Chessie Harris
Chessie Harris was the oldest of two daughters born in Tuskegee, Alabama, to John Thomas and Lillie Belle Walker on January 16, 1906.  Her father was a skillful carpenter and minister, and her mother a sometime sharecropper and homemaker.  When Chessie Harris was growing up in rural Alabama, hungry children gathered around her lunch bucket at Pine Grove School in Little Texas, Alabama. “Y’all is rich,” they’d whisper, seeing the cornbread pudding her mother made from the family’s meager shelves. She could not forget those wistful faces. She wanted to do something to keep children from the unique suffering of hunger.   
         
But how?  She was the daughter of sharecroppers, the granddaughter of slaves, the child of a family barely surviving.  Only through her mother’s unrelenting economy and her father’s back-breaking labor in the fields could they scrape by.  No money or time was left over for anything else. One afternoon, Chessie watched the setting sun cast its rays across the cornfield and thought about the meaning of her life.  If God would let her, she vowed, she would get an education and spend her life making children happy.  For Chessie, the road ahead was clearly marked. She was only eight years old.

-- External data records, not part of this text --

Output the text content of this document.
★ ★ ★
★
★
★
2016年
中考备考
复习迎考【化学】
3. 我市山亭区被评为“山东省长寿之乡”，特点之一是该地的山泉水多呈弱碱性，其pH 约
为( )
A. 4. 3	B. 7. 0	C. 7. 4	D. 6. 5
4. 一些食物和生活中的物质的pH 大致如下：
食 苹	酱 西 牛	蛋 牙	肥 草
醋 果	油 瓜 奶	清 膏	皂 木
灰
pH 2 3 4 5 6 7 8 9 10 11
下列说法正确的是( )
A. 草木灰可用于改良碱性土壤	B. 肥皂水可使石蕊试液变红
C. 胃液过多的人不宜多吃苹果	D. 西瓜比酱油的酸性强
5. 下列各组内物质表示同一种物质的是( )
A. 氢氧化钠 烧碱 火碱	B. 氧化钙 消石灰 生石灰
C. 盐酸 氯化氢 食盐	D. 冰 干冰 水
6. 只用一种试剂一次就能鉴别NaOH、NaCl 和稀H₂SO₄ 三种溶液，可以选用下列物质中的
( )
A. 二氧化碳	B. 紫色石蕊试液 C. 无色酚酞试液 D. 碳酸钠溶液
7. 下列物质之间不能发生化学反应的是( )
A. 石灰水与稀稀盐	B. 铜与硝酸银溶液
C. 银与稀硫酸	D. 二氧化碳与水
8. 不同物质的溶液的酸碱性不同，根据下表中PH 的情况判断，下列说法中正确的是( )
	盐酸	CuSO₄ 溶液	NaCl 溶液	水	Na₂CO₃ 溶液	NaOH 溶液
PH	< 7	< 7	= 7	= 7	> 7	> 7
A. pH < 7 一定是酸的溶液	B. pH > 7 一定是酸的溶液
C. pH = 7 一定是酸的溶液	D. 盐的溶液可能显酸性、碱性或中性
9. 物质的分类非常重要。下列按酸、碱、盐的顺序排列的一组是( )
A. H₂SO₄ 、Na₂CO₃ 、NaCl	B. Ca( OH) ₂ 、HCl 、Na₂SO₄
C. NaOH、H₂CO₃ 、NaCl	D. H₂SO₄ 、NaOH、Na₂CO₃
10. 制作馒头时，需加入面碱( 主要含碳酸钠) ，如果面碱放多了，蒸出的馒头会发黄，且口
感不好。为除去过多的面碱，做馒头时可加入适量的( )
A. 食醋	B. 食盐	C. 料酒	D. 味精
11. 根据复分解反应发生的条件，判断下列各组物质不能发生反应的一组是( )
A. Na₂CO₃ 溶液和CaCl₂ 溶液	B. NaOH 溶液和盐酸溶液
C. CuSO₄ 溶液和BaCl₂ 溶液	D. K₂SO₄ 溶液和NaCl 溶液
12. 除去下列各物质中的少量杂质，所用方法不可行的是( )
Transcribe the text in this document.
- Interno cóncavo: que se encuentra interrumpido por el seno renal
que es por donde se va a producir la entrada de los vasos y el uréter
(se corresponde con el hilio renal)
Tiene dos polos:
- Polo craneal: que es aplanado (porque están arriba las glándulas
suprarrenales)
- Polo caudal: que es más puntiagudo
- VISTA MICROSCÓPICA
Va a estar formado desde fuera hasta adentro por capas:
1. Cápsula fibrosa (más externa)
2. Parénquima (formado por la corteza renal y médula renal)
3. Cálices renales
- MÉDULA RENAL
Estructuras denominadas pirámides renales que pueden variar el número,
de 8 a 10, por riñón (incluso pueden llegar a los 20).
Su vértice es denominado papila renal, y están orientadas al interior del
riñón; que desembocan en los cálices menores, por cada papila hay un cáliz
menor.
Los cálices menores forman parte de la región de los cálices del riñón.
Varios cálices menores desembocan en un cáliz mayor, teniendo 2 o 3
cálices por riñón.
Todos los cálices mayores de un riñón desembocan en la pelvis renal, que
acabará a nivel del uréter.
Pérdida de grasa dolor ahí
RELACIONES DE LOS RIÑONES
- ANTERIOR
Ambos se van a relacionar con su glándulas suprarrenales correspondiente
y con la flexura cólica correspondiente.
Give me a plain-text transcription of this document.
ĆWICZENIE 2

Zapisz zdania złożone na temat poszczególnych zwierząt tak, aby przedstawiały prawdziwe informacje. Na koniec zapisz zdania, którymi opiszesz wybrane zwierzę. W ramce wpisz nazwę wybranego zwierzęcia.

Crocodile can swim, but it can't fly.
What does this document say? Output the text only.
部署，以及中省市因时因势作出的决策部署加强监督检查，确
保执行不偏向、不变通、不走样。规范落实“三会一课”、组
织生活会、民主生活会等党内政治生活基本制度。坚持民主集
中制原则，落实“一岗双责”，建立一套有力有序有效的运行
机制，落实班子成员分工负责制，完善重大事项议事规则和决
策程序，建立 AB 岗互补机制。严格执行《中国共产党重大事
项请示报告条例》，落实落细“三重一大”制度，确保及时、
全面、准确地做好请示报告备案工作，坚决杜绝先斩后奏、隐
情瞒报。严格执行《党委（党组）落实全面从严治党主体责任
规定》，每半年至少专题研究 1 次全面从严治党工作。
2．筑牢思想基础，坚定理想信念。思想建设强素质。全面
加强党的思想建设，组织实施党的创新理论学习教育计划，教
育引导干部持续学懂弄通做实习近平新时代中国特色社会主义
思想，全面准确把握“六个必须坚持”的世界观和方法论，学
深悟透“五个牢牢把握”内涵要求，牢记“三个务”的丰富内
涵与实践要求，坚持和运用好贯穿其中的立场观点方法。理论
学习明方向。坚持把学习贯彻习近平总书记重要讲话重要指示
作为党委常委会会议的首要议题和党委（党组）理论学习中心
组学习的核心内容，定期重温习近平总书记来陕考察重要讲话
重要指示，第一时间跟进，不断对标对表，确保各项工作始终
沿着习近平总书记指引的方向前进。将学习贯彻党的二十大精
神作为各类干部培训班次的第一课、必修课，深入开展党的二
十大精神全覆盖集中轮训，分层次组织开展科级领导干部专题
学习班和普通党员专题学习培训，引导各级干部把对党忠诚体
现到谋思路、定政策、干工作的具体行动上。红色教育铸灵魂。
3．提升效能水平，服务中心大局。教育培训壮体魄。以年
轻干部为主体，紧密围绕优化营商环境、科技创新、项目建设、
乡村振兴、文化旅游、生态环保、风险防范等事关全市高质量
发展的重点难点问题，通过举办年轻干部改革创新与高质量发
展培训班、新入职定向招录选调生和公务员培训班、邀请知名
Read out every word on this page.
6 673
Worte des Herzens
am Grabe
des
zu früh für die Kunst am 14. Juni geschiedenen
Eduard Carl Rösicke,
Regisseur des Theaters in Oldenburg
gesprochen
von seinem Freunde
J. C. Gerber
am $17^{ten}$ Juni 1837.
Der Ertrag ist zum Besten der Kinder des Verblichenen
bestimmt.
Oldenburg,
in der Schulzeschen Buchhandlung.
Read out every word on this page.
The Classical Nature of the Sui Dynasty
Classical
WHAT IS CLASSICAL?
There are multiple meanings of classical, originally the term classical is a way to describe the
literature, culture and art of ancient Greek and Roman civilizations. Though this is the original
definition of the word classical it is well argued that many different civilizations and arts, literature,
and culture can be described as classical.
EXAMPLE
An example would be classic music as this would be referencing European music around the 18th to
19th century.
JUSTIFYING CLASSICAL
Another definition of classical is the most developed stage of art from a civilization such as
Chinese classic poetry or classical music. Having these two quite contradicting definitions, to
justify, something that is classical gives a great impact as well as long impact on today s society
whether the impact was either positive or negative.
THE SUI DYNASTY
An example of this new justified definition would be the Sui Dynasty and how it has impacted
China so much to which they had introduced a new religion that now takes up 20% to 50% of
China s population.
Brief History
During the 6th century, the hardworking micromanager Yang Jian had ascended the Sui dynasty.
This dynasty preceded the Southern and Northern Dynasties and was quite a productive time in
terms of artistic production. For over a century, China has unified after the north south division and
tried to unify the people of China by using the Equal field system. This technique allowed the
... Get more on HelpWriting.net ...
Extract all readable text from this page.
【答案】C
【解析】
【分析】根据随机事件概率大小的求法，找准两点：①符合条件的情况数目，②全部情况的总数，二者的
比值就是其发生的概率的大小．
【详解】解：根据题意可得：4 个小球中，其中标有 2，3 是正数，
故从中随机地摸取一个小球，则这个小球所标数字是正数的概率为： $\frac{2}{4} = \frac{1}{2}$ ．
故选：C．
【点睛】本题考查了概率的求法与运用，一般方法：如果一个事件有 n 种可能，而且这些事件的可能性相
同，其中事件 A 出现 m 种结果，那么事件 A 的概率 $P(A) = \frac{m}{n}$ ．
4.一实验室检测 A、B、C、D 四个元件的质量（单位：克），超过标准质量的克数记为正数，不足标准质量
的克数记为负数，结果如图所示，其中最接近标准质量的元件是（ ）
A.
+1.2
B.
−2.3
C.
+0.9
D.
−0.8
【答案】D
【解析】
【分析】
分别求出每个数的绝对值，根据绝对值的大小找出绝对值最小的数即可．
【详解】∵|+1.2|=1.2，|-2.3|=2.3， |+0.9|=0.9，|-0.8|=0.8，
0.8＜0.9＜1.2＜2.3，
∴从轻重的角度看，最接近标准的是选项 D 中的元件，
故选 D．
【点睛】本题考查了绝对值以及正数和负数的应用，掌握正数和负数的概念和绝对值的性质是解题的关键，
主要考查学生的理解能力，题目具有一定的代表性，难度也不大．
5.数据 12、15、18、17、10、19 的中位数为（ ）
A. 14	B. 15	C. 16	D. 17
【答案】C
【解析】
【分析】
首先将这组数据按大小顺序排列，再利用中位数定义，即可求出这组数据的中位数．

Chessie convinced her parents to send her to boarding school, knowing full well that she would have to help earn the money.  Her 14th summer was spent picking 200 pounds of cotton a day and tying fodder faster than any grown man. She enrolled at Tuskegee Normal and Industrial Institute and lived on campus. Booker T. Washington was principal at the time and Chessie obtained a job working for Margaret Washington at The Oaks, the family home, delivering messages to various people, including notables such as George Washington Carver.  Mrs. Washington was a fastidious housekeeper who entertained a lot. She taught Chessie the culinary skills and social graces that accompanied a privileged lifestyle.  

By 1921, the Great Migration had impacted the Walker family. The family was barely surviving after the foreclosure on their home. Needing to escape the life of a sharecropper without voting rights, and with the lure of better jobs in the north, John Walker decided to move to Cleveland, Ohio, and have his family join him later.  They just could not afford to migrate together. Lillie Bell, Chessie, and Gertrude moved into Dorothy Hall at Tuskegee on a temporary basis.  To make ends meet, they cooked meals for disabled soldiers who had returned from World War I.  When her family was uprooted by foreclosure of their home, she moved her mother and sister near the campus, cooking for disabled soldiers to make ends meet.  When the family moved to Ohio to work, Chessie refused to leave the educational stronghold she felt could empower her to change the course of children’s lives.  Eventually Chessie did move north to be with her family.  There she married George Harris, a galvanizer, and raised five children of her own, while taking in many displaced children during the Depression and War years.

When the Harrises came home to Alabama, Chessie again saw raggedy, sad-eyed children, hungry for love as well as food.  Watching a little fellow cook meat scraps in a tin can one day, she remembered her cornfield promise 40 years before.  Determined to help, she went from one city official to another, hoping to start a home for neglected and abandoned children.  Many thought she was crazy.  She would never be able to get support for black children, they implied.  Undaunted, Chessie hurried from every closed door, certain the next would open. 
 
Somehow, in Huntsville, Alabama, in the 1950’s, Chessie did find her dream.  Initially, she opened her own doors to homeless waifs.  They came by the dozens–mostly black, outcasts of society. Her own house was so full of laughing, loving children that she had to bed one baby in a trunk.  Convinced finally by what they saw, a few community leaders began to help, first from their own pockets and then through their influence.  At last, Harris Home for Children–the only facility of its kind in Alabama –was born.   

Chessie was “Mama Harris” to more than 1,200 boys and girls, both black and white, between 1954 and 1980. Some of her “children,” have become teachers, nurses, and business owners, and have pursued varied professional careers.  Honored with a myriad of state and national humanitarian awards, Harris received the 1989 President’s Volunteer Action Award from President George Bush on April 11, 1989. These are the words President Bush offered as he introduced Mrs. Harris at the Awards ceremony:

“Down in Huntsville, Alabama, my dinner partner, my very same Chessie Harris, once took several abandoned children into her two-bedroom home. And when the welfare department demanded a boarding license, the Harrises built a house on land purchased with money from the sale of a family farm. And since 1958, that site has been a home for more than 800 children, or about 10 for each of Chessie’s 82 years. Eight hundred children — sounds like a weekend with my grandkids in Kennebunkport, Maine, but nevertheless — [laughter].”